Une relation logique entre le contenu et le produit fonctionne toujours mieux

‘En général, la mémorisation fonctionne mieux lorsqu’il y a une relation logique entre l’utilisation de contenu sexuel dans la publicité et le produit qui apparaît dans la campagne’, explique Ester Loubradou. ‘De plus, lorsqu’on examine l’attitude du public à l’égard de la publicité en tant que telle, des différences significatives peuvent apparaître.’

‘Les publicités à contenu érotique seront généralement évaluées de manière plus positive. Toutefois, cela n’est vrai que si l’élément sexuel n’est présenté que sous une forme modérée.

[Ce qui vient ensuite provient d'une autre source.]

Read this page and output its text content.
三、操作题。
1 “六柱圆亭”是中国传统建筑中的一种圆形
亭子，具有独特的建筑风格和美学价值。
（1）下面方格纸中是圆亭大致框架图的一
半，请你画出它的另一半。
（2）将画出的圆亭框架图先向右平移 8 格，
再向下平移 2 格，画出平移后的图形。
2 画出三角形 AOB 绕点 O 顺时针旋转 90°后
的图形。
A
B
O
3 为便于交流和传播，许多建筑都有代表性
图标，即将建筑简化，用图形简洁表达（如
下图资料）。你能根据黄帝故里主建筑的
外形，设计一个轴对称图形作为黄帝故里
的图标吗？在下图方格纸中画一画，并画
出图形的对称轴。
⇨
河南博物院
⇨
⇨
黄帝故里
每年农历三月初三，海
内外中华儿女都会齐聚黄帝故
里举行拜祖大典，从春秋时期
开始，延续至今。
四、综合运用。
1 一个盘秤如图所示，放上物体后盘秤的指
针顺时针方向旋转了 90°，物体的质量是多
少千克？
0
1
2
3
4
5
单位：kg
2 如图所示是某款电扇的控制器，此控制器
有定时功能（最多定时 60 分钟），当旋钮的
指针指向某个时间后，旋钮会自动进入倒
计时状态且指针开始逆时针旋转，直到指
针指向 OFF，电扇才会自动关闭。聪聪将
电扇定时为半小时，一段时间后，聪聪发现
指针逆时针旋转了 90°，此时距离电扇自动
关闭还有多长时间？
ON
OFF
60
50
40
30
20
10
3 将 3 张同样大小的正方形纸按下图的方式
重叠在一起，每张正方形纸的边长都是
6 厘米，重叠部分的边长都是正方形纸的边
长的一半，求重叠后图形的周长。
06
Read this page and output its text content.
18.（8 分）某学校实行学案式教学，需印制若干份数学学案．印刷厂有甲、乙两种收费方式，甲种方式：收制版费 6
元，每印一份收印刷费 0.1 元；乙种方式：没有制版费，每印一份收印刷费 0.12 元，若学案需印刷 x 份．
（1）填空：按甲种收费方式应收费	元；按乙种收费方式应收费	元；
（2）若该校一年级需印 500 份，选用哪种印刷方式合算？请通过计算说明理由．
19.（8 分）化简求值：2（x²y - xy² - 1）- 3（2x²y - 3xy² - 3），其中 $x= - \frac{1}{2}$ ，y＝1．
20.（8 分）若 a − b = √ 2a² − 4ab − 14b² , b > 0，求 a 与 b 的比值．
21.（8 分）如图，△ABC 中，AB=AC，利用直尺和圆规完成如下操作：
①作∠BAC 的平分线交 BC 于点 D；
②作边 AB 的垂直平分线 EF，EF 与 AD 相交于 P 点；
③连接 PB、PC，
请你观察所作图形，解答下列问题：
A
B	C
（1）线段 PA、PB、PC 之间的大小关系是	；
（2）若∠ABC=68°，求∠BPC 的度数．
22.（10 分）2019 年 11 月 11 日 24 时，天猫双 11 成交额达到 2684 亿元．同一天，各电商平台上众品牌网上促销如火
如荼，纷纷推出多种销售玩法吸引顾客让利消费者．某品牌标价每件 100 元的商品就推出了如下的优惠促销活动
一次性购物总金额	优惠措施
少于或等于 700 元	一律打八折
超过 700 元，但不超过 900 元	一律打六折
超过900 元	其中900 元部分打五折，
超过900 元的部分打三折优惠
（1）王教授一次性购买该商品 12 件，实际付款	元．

Le produit lui-même doit craindre un impact négatif, avec à la clé une menace de perte de crédibilité.’

Des effets paradoxaux

‘Il est difficile de tirer des conclusions définitives’, ajoute la spécialiste en communication. ‘Certaines marques affirment que l’utilisation de motifs érotiques a considérablement augmenté leurs ventes. Toutefois, ces affirmations sont difficiles à vérifier. Toutes les études scientifiques sur le sujet ont clairement montré des circonstances très précises.’

‘Il ne faut pas en tirer de conclusions générales. Pour la vente de lingerie, le client va plus facilement traiter et tolérer des motifs sexuels. En d’autres termes, le sexe fait surtout vendre… du sexe. Mais ce sera beaucoup moins le cas lorsqu’il s’agira de vendre des éponges ou des gants. À ce moment-là, le cerveau humain doit faire face à des dissonances.’

La chaîne de vêtements néerlandaise Suitsupply est connue pour ses publicités à caractère sexuel.

Dans une nouvelle étude, quatre universitaires italiens ont testé la proposition souvent entendue selon laquelle ‘le sexe fait vendre’. Ils ont examiné comment les hommes et les femmes en Italie réagissaient à la publicité sexualisée. Ils ont conclu que les femmes avaient moins d’intentions d’achat pour les produits présentés avec des modèles féminins sexualisés qu’avec des publicités neutres. Quant aux hommes, ils n’étaient pas non plus influencés par la sexualisation des publicités. Les quatre chercheurs concluent, comme Esther Loubradou, que l’utilisation de messages sexualisés dans la publicité génère des effets paradoxaux.

Porno chic

Mais malgré tous ces doutes, de nombreuses marques choisissent encore d’utiliser des publicités à caractère sexuel. ‘Il ne faut pas oublier que ces annonceurs sont plus motivés par leurs convictions ou leur propre libido que par des preuves scientifiques’, conclut Mme Loubradou. ‘On ne peut pas isoler les annonceurs de leur environnement social.’

‘Ceux qui produisent les messages publicitaires font eux-mêmes partie de la société qui les reçoit. L’annonceur est immergé dans un contexte de croyances, d’habitudes et d’usages. Le message doit également en tenir compte. Aujourd’hui, nous vivons clairement dans une société qui est beaucoup plus sexualisée qu’auparavant.’

De plus, Esther Loubradou souligne que les idées reçues sont souvent en cause. ‘Les campagnes publicitaires ne sont pas nécessairement le résultat d’études de marché approfondies’, rappelle-t-elle. ‘Le concept de porno chic, entre autres, le prouve. Il n’a pas été conçu par des publicitaires, mais par des professionnels et des designers du secteur du luxe, qui ont trouvé ce langage visuel inspirant.’